By Paul Borthwick
Paul is a noted author on youth and missions and serves as Senior Consultant with Development Associates International as well as teaches at Gordon College in Massachusetts.
Working over the past decade or more with the Urbana Student Missions Convention, I’ve encountered many ready-to-go-to-the-hard-places young followers of Jesus.
They leave the conference having taken interviews with groups like Pioneers or Frontiers or Overseas Missionary Fellowship, and they return home ready to take the next step towards service in China or North Africa or South Asia.
And then they share their intentions with their parents. Some parents respond with joy; for devout Christian parents, hearing of their child’s call into missions is an answer to years of prayer. Other parents, however, are not so enthusiastic.
Some respond with direct opposition: “We didn’t work hard to send you to college so that you could be a missionary.” Others choose the silent treatment, registering disapproval by ignoring the comments of their son or daughter.
Still others – often Christian parents who don’t want to let go of their kids – try planting the seeds of rationalization in their college-age children: “But if you go to Med School and stay here to build a successful career, couldn’t you support many others as missionaries?”

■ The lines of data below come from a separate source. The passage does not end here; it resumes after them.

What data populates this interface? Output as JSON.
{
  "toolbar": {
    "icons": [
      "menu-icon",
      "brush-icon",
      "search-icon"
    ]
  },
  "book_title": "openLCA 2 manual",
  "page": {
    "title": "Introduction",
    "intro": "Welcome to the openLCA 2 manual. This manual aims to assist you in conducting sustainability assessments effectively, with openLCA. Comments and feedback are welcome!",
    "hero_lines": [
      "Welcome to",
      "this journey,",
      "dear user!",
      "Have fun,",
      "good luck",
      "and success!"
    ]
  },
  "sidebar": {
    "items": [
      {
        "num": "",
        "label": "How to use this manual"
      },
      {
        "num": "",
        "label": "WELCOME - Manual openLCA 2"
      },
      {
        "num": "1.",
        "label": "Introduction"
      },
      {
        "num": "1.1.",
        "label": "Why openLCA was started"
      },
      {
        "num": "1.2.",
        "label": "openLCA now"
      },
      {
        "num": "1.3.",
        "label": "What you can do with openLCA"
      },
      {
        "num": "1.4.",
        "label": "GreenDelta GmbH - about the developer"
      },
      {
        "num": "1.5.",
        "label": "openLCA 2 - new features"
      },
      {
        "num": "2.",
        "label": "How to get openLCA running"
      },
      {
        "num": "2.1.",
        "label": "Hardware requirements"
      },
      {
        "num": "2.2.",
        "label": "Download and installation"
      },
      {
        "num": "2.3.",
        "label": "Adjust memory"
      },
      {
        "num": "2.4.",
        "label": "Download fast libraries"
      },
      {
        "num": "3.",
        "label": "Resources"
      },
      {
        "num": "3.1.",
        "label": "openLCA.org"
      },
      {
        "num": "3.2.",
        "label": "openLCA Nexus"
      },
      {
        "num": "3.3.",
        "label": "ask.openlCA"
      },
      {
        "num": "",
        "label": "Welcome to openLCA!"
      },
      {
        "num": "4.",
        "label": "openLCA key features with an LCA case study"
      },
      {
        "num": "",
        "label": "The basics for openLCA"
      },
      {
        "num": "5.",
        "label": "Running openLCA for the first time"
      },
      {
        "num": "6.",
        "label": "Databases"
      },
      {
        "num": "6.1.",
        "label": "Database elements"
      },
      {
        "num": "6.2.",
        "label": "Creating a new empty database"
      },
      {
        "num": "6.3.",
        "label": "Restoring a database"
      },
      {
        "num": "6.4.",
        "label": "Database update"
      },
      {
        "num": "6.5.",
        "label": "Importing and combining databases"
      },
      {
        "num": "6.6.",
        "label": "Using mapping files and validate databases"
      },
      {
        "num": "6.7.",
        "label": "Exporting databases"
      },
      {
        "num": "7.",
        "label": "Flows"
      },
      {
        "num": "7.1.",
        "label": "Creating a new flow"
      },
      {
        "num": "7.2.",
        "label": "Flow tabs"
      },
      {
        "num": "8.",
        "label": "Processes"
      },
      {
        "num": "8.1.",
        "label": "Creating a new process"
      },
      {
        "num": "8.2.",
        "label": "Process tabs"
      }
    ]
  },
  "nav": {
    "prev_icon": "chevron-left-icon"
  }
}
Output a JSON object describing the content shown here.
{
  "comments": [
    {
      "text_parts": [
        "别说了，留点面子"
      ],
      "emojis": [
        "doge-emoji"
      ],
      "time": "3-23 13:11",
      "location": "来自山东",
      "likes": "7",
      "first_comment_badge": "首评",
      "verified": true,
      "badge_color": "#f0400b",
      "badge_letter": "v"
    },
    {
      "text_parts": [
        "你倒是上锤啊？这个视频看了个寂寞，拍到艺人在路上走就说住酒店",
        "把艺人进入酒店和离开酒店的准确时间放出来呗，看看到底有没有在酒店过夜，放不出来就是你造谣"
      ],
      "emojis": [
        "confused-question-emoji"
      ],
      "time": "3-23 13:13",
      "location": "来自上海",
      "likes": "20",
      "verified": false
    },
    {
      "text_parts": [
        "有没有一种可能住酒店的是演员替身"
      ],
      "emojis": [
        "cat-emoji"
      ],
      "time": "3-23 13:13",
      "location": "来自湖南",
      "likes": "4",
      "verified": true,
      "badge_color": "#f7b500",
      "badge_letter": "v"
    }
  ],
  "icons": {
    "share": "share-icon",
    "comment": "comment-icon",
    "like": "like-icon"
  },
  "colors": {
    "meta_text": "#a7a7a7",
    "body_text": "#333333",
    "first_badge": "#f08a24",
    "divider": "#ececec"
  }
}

When you face this type of opposition, what do you do? Consider these principles as a foundation for your response:
First, be careful how you present your “call”. Your zeal-to-go might be seen by your Mom or Dad as just another of your wild ideas. If you bring to your parent-child relationship a history of you being erratic or impulsive, you can expect your parents are going to respond negatively.
Perhaps you’re wiser – at least at the outset – to share a sense of your life direction rather than some sense of final life decision.
If you come across to your parents as having some sort of radical “Jesus told me to go and I’m not listening to anyone else”, you can expect that they might offer some opposition.
Second, evaluate what you can learn from your parent’s words. Whether we like to admit it or not, our parents know us, and their responses often have something to teach us about ourselves.
If they question your disregard for the amount that they paid for your education, is that because they’re being stingy or because they perceive you as irresponsible with money? Take time to reflect on the nature of the opposition and ask God and other mentors, “What can I learn from this?”
Third, put yourself in their shoes. Your parents brought you into the world, took care of you and raised you up so that you can now consider a global missions calling. Be empathetic towards them. To you, your decision sounds like exciting, radical obedience and devotion to the glory of God.
To them, your decision might sound like “my kids are going to be poor” or “my kids are going to be killed by extremists.”
… ACTION STEPS. Here are five action steps that you can take in response to parental opposition.
Pray and recruit prayer for yourself. Prayer puts you in the place of listening to God so that he can teach you – even through your parent’s reactions. Getting others on your prayer team can help you be sure that there are others joining you in a battle that’s bigger than you can handle.
Pray and recruit prayer for your parents. If your parents are Christian, your sense of call can be used by God to deepen their faith because letting go of you will be a deep experience of obedience and sacrifice for them. If your parents are not Christians, your call can be the witness that might bring them to faith – and this witness needs to be surrounded by prayer.
Share your call with older adults who can help you. Other older leaders can help you be more empathetic towards your parents. Older people can help you see which advice from your parents is really “God teaching me.” And older Christians can serve as your advocates.
I have students at Gordon College whose parents are resistant to their going into missions work. I’m 52 years old, and when I talk with these parents and give my evaluation of a student’s readiness to go, the parents might listen to me.
Build bridges as best you can. When you’re young, the temptation is to consider parental opposition as faithlessness. The radical, ready-to-go-die-for-Jesus young person simply wants to “shake the dust off his feet” and move on. Be careful. It’s far better to build bridges.
Communicate with your parents. Invite their advice. There might come a day when you need to abandon them to follow God’s call, but try first to get them on your team.
Exercise patience. When you’re 22, waiting 3-months can seem like an eternity. For a parent, that amount of time seems like a blink of an eye. Be patient. Persevere. It might be wiser to be patient and go into missions with your parents on your team.
Remember – your experience with parental opposition may simply be God preparing you for the long-term, tough relationships that you’ll face in the hard places of the world where He’s sending you.